Spaniards sought cover in parks, went to the beach, or drank cold beverages as the nation experienced its second heatwave of the year, with temperatures reaching 43 degrees Celsius (110 degrees Fahrenheit).
Warm summer sunlight paired with a hot air flow from North Africa has caused temperatures to skyrocket, according to state meteorological analysts AEMET, and the heatwave might linger until July 14.
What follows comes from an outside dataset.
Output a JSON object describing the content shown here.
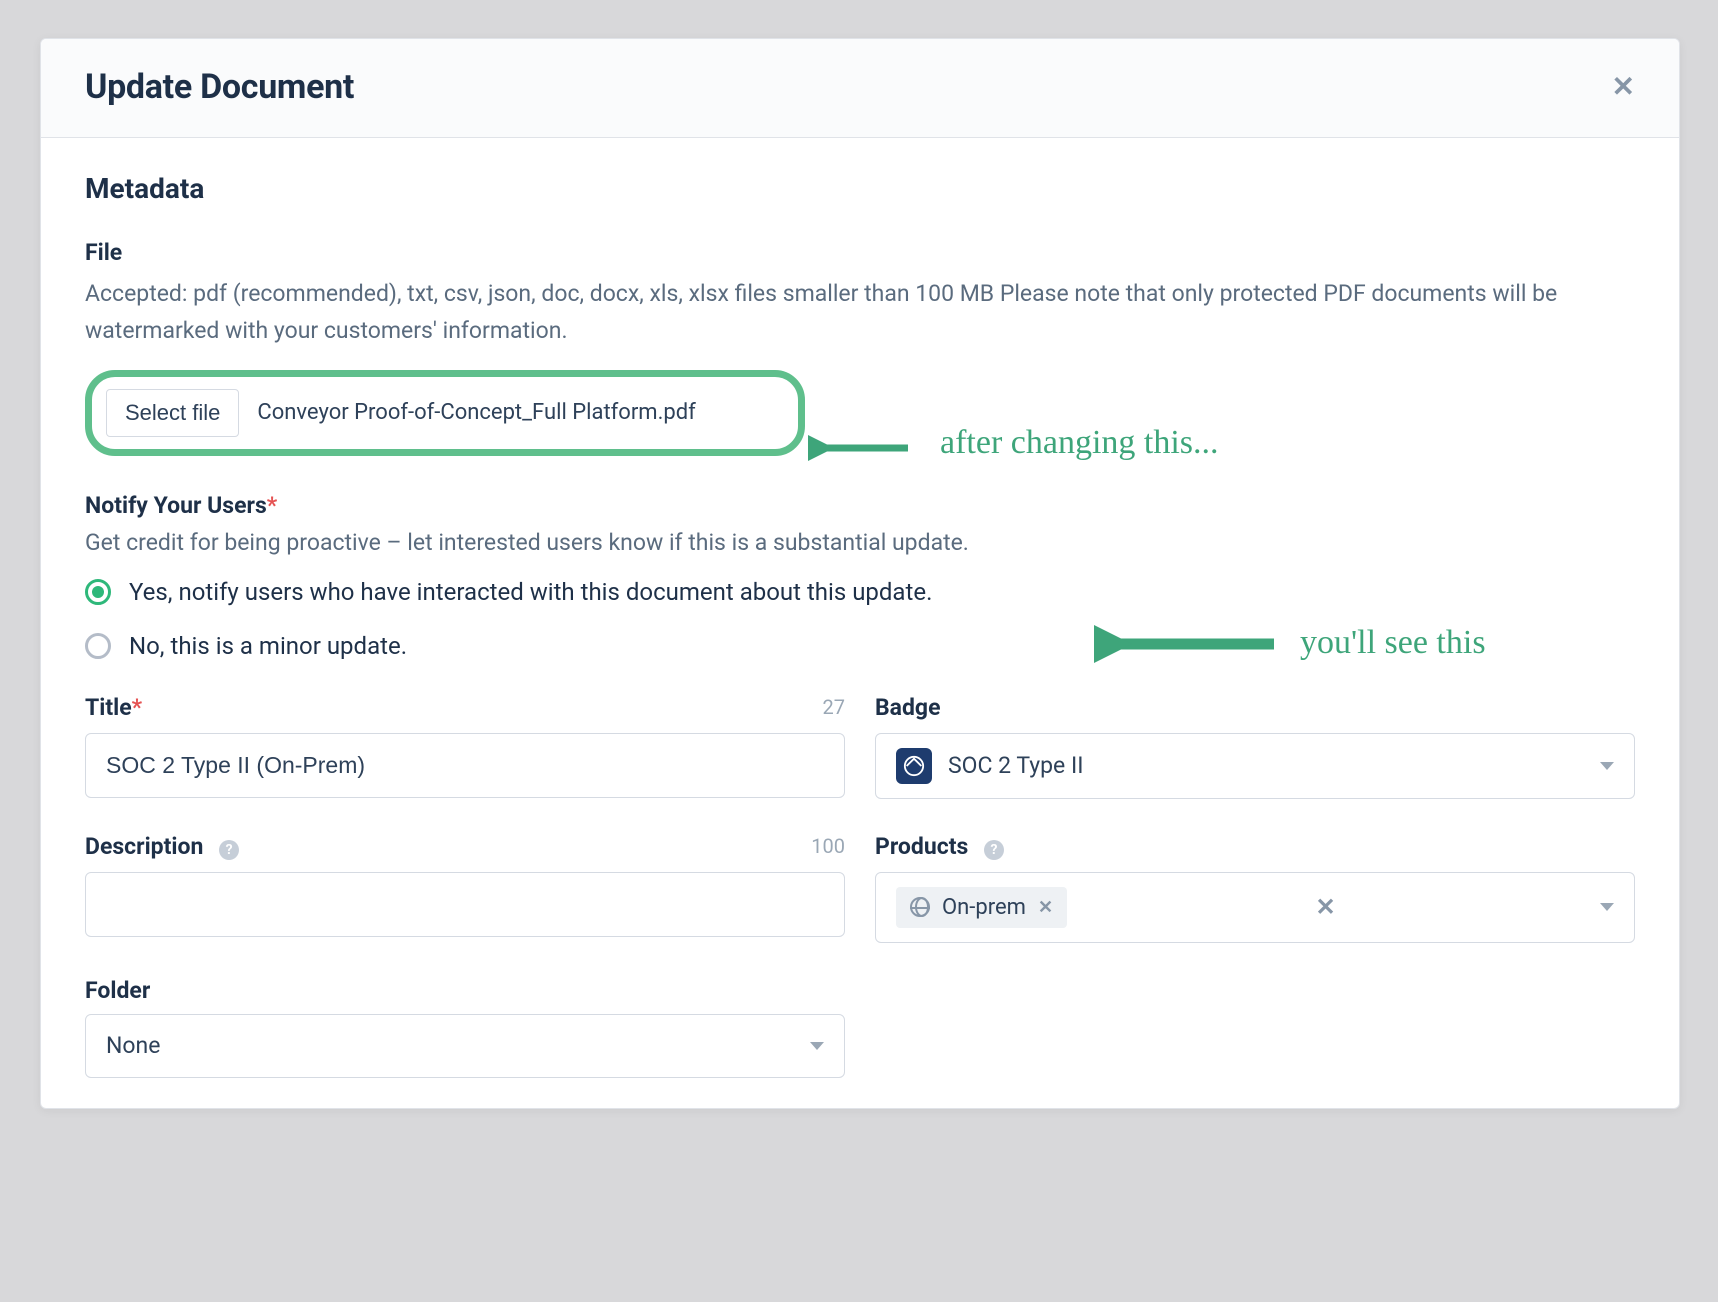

Forecasters said the highest recorded temperature on Sunday was 43 degrees Celsius (110 degrees Fahrenheit) around Seville in southern Spain and Badajoz in the country’s west.
Temperatures in Corboda and Extremadura, both in southern Spain, might reach 44 degrees Celsius, according to AEMET spokesperson Ruben del Campo.
During the warmth, there was also a heightened danger of woodland fires, according to Del Campo.
90 firemen were fighting a wildfire that erupted Saturday night in La Rioja, northern Spain, regional officials reported on Sunday.
A fire at El Ronquillo, near Seville, forced the evacuation of roughly 100 people, according to Andalusian regional officials.
According to AEMET, Spaniards experienced the earliest heatwave since 1981 in June, with temperatures exceeding 40 degrees Fahrenheit in portions of central and southern Spain.